The functionality and generalization capability of our framework was demonstrated by deriving and implementing several concrete models, including variants of which were shown to recover classical models of predictive coding. Experimentally, across four different benchmark datasets, the family of models was shown to be competitive with powerful, backprop-driven ANNs with respect to auto-associative memory recall and marginal log likelihood1 while requiring far fewer neurons to fire, i.e., the activities of the NGC models were found to be quite sparse. Notably, we found that the NGC models outperformed the ANNs on two tasks that they were not originally trained on, i.e., image classification and auto-associative pattern completion. As a result, this study presents promising evidence that unsupervised, brain-inspired neural systems are performant while resolving many of the key backprop-centric issues.
For the machine learning, computational neuroscience, and cognitive science communities, we believe that the NGC framework offers an important means of demonstrating how a neural system can learn something as complex as a generative model using mechanisms and rules that are brain-inspired.
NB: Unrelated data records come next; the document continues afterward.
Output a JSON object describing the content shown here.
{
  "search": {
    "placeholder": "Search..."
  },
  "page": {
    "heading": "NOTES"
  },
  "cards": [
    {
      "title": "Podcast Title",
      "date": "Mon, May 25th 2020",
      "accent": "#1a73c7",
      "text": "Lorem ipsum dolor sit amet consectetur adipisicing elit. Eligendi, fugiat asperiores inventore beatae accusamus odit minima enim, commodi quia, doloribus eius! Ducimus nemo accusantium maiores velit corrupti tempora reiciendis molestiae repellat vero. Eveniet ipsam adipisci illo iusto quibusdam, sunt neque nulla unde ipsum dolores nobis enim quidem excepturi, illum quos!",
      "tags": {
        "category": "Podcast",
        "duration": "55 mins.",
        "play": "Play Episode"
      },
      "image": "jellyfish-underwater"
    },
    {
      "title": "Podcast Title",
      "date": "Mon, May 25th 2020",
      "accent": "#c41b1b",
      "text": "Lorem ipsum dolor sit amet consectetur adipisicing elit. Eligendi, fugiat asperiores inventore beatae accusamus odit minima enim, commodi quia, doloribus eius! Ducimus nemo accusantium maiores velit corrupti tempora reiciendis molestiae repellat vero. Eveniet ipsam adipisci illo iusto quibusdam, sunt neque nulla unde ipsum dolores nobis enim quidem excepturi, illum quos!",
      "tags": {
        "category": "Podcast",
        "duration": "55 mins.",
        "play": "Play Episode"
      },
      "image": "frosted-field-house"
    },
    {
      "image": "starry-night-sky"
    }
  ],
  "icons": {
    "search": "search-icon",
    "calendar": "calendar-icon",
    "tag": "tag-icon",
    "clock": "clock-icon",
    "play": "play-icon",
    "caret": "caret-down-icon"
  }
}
This, we furthermore believe, offers a pathway for shedding the constraints imposed by backprop in the effort to build general-purpose learning agents that are capable of emulating more complex human cognitive function.
In order facilitate and drive further advances and discoveries in predictive processing research through the NGC framework, we have developed a general software library, which we named NGC-Learn, to aid researchers in crafting and simulating their own NGC circuits/models.